Life and day job have been hitting pretty hard lately but I've slowly been chipping away at my network library. This weekend I spent some hard code time trying to relearn what I'd done as it's quite complicated. Fortunately, I left myself lots of notes.
Still, it's left me with some design decisions to make so there was lots of mental pacing. The prototype was heavily based on only what I'd need for Mythruna and the new one will be more general and open source... and more better. But it requires some rethinking of some fundamental things.
Also, the design of the 'reliability' portion changed even over the course of the prototype and based on that some things can be renamed and simplified. Today in 4 hours of banging my head against it, I discovered even more things that can be cleaned up. The process is kind of interesting sometimes:
"Gee, how can that work?"
"Ack, there's no way that works it's got to be a bug..."
...frantic diagramming and scribbling...
"Ahah, no this other thing makes it work ok so I did handle it before..."
"Man, there must be a better way to do this so I don't fall into that rabbit hole next time..."
Sometimes I was even nice enough to leave myself comments along the lines of "if you think this is broken, here is why it probably isn't..."
Still, those are all signs of areas that need to be cleaned up. Confusing code has a bad smell.
One would think this sort of thing can't be too difficult... but it gets quite complicated. I mean, sending network state is relatively straight forward... it's the sending it efficiently part that will drive you up a tree. Throw in that you are using a fast but unreliable style of network messaging and things get even more complicated.
For example, if I was sending packets reliably then I could just send only the values that changed since the last message. The client was guaranteed to get the last message so no problem. This is a double edged sword, though, because ALL messages are guaranteed to get there. Even the ones that are now obsolete. This naive approach can end up with network hiccups causing noticeable (several second) pauses and suddenly all of the objects rapidly go through the history they missed.
On the other hand, sending messages unreliably is faster right out of the gate... but the messages may not ever get there or they may arrive all out of order. You could just blast the full state of every object every time... that's quite common... and hope for the best. Each new message makes each previous one kind of obsolete anyway.
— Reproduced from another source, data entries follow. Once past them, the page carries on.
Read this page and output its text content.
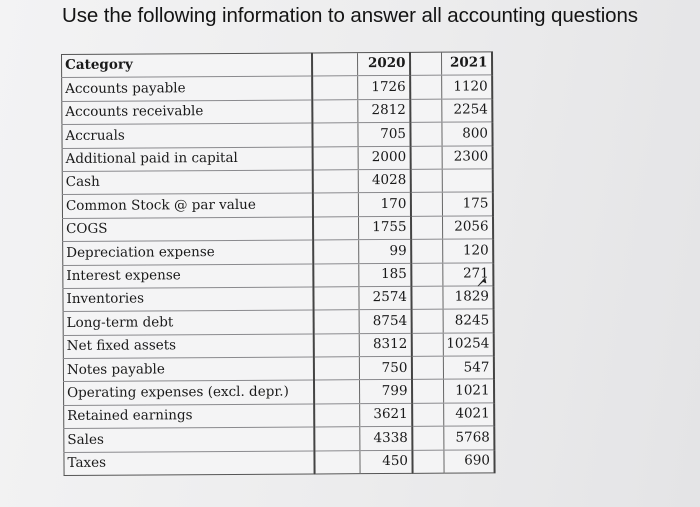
Use the following information to answer all accounting questions
Category		2020		2021
Accounts payable		1726		1120
Accounts receivable		2812		2254
Accruals		705		800
Additional paid in capital		2000		2300
Cash		4028		
Common Stock @ par value		170		175
COGS		1755		2056
Depreciation expense		99		120
Interest expense		185		271
Inventories		2574		1829
Long-term debt		8754		8245
Net fixed assets		8312		10254
Notes payable		750		547
Operating expenses (excl. depr.)		799		1021
Retained earnings		3621		4021
Sales		4338		5768
Taxes		450		690
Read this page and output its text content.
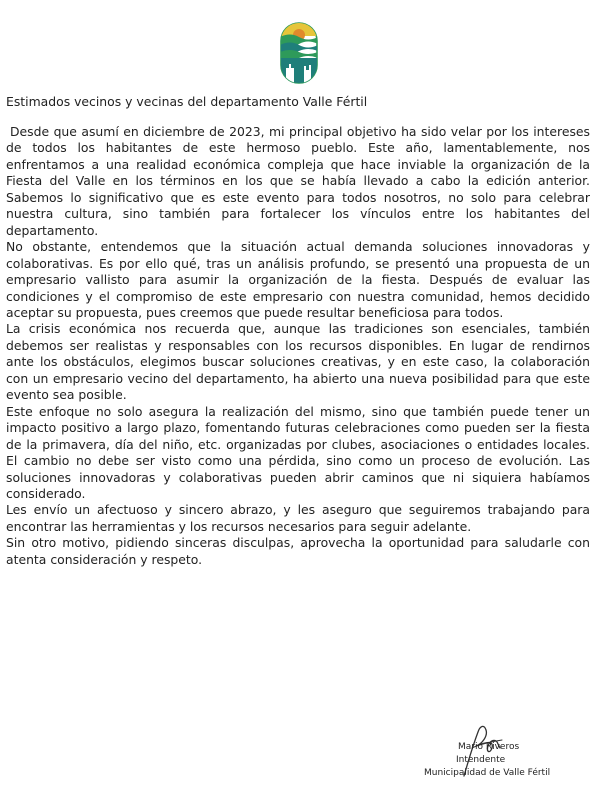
Estimados vecinos y vecinas del departamento Valle Fértil

Desde que asumí en diciembre de 2023, mi principal objetivo ha sido velar por los intereses de todos los habitantes de este hermoso pueblo. Este año, lamentablemente, nos enfrentamos a una realidad económica compleja que hace inviable la organización de la Fiesta del Valle en los términos en los que se había llevado a cabo la edición anterior. Sabemos lo significativo que es este evento para todos nosotros, no solo para celebrar nuestra cultura, sino también para fortalecer los vínculos entre los habitantes del departamento.

No obstante, entendemos que la situación actual demanda soluciones innovadoras y colaborativas. Es por ello qué, tras un análisis profundo, se presentó una propuesta de un empresario vallisto para asumir la organización de la fiesta. Después de evaluar las condiciones y el compromiso de este empresario con nuestra comunidad, hemos decidido aceptar su propuesta, pues creemos que puede resultar beneficiosa para todos.

La crisis económica nos recuerda que, aunque las tradiciones son esenciales, también debemos ser realistas y responsables con los recursos disponibles. En lugar de rendirnos ante los obstáculos, elegimos buscar soluciones creativas, y en este caso, la colaboración con un empresario vecino del departamento, ha abierto una nueva posibilidad para que este evento sea posible.

Este enfoque no solo asegura la realización del mismo, sino que también puede tener un impacto positivo a largo plazo, fomentando futuras celebraciones como pueden ser la fiesta de la primavera, día del niño, etc. organizadas por clubes, asociaciones o entidades locales. El cambio no debe ser visto como una pérdida, sino como un proceso de evolución. Las soluciones innovadoras y colaborativas pueden abrir caminos que ni siquiera habíamos considerado.

Les envío un afectuoso y sincero abrazo, y les aseguro que seguiremos trabajando para encontrar las herramientas y los recursos necesarios para seguir adelante.

Sin otro motivo, pidiendo sinceras disculpas, aprovecha la oportunidad para saludarle con atenta consideración y respeto.

Mario Riveros
Intendente
Municipalidad de Valle Fértil
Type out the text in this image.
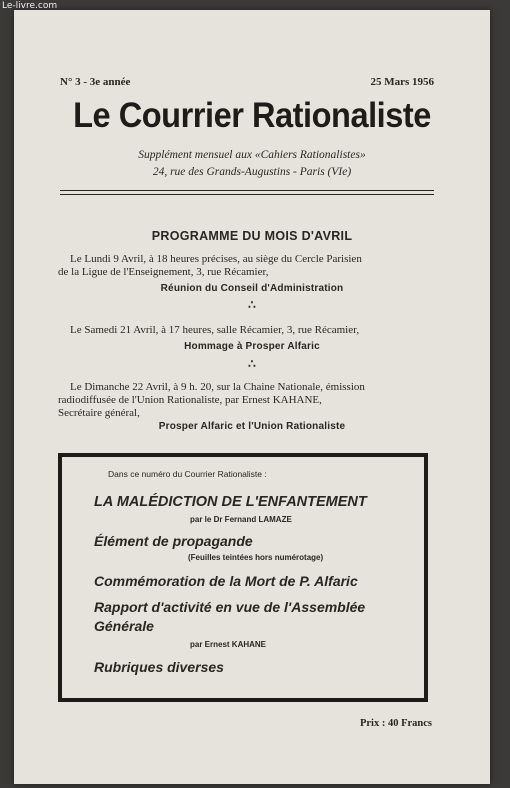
Le-livre.com
N° 3 - 3e année	25 Mars 1956
Le Courrier Rationaliste
Supplément mensuel aux «Cahiers Rationalistes»
24, rue des Grands-Augustins - Paris (VIe)
PROGRAMME DU MOIS D'AVRIL
Le Lundi 9 Avril, à 18 heures précises, au siège du Cercle Parisien
de la Ligue de l'Enseignement, 3, rue Récamier,
Réunion du Conseil d'Administration
∴
Le Samedi 21 Avril, à 17 heures, salle Récamier, 3, rue Récamier,
Hommage à Prosper Alfaric
∴
Le Dimanche 22 Avril, à 9 h. 20, sur la Chaine Nationale, émission
radiodiffusée de l'Union Rationaliste, par Ernest KAHANE,
Secrétaire général,
Prosper Alfaric et l'Union Rationaliste
Dans ce numéro du Courrier Rationaliste :
LA MALÉDICTION DE L'ENFANTEMENT
par le Dr Fernand LAMAZE
Élément de propagande
(Feuilles teintées hors numérotage)
Commémoration de la Mort de P. Alfaric
Rapport d'activité en vue de l'Assemblée
Générale
par Ernest KAHANE
Rubriques diverses
Prix : 40 Francs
The thing is, that turns out to be a lot of data to send and anyway for proper visualization you want some amount of history, too.
I kind of take the best of both worlds in that I send only what has changed but I send it over fast and unreliable transports. This does mean that I need to handle my own reliability on some level and that's where things get a little complicated.
Here is a glimpse of what I mean:
On the client and the server (per player) we keep a sort of local view of what the world looks like. For each object that we are tracking, we keep a baseline state and the actual state.
When communicating with the client, we only send the differences between the baseline and the actual state. For example, if the object hasn't moved but has rotated then we only send rotation. (There are more values then that: zoneId, objectId, and so on that are all tracked in this way.)
This works as long as the client and the server (per player) have a common idea of what the baseline is. It's super vital.
Each message that goes out gets a sequence number. The client sends an "acknowledged" message (ACK) for each sequence number that it saw. So the server can know that "ahah, the client knows this much state..."
But hold on a sec, what if the server never got that message? The client can't update its own baseline until it knows the server knows it knows what it knows. Fun, eh?
Each message that the server sends the client also includes a list of the ACK messages that it has received. It's a double-ACK.
So, server sends msg 1, msg 2, msg 3...
Client sees msg 2 and send an ACK for 2.
Server sees that ACK and starts sending that as part of its subsequent messages... and its new baseline is now based on that state it knows the client already got.
Client sees msg 4 and knows the server got its ACK for 2... it can update its own baseline based on that... now they are in sync.
...client sends an ACK for message 4 just like always.
Server sees the ACK for message 4 and now knows that any of the double-ACKs it has been sending to the client in every message can now be removed.
The key is that the double-ACK list is sent with the new object state. It gives the client something it can be sure of. It's complicated enough that I had to recheck part of it as I was typing the above.
Generally, if the network connection is running well then there will never be any more than one or two 'acks' in that header. Since the header contains all of the client ACKs, any one acknowledged message means we can clear all of them out (except any new ones since that message). And chances are, if messages are being dropped heavily in one direction then they are being dropped heavily in the other, too, so it's not like the list will grow too quickly.
Anyway, today was family day but the entire time I'd been working over these design ideas in my head. Took the kids to see "Age of Ultron".. during the lulls I'm thinking about how to rename all of the different classes that have the word "State" in them... there's like 15 of them. Grilling steaks, I'm trying to figure out how to make the object protocol more configurable. Roasting marshmallows over the fire pit, I'm trying to keep myself from drifting off but still thinking about if the object delta stuff can be separated out... and so on.
It was a good day, though. Everyone went to bed and I was ready to tear into design... I've spent the last 4-5 hours just writing things up. I feel pretty good about it... so it must be time to go to sleep and have nice dreams before the light of day shows me my mistakes.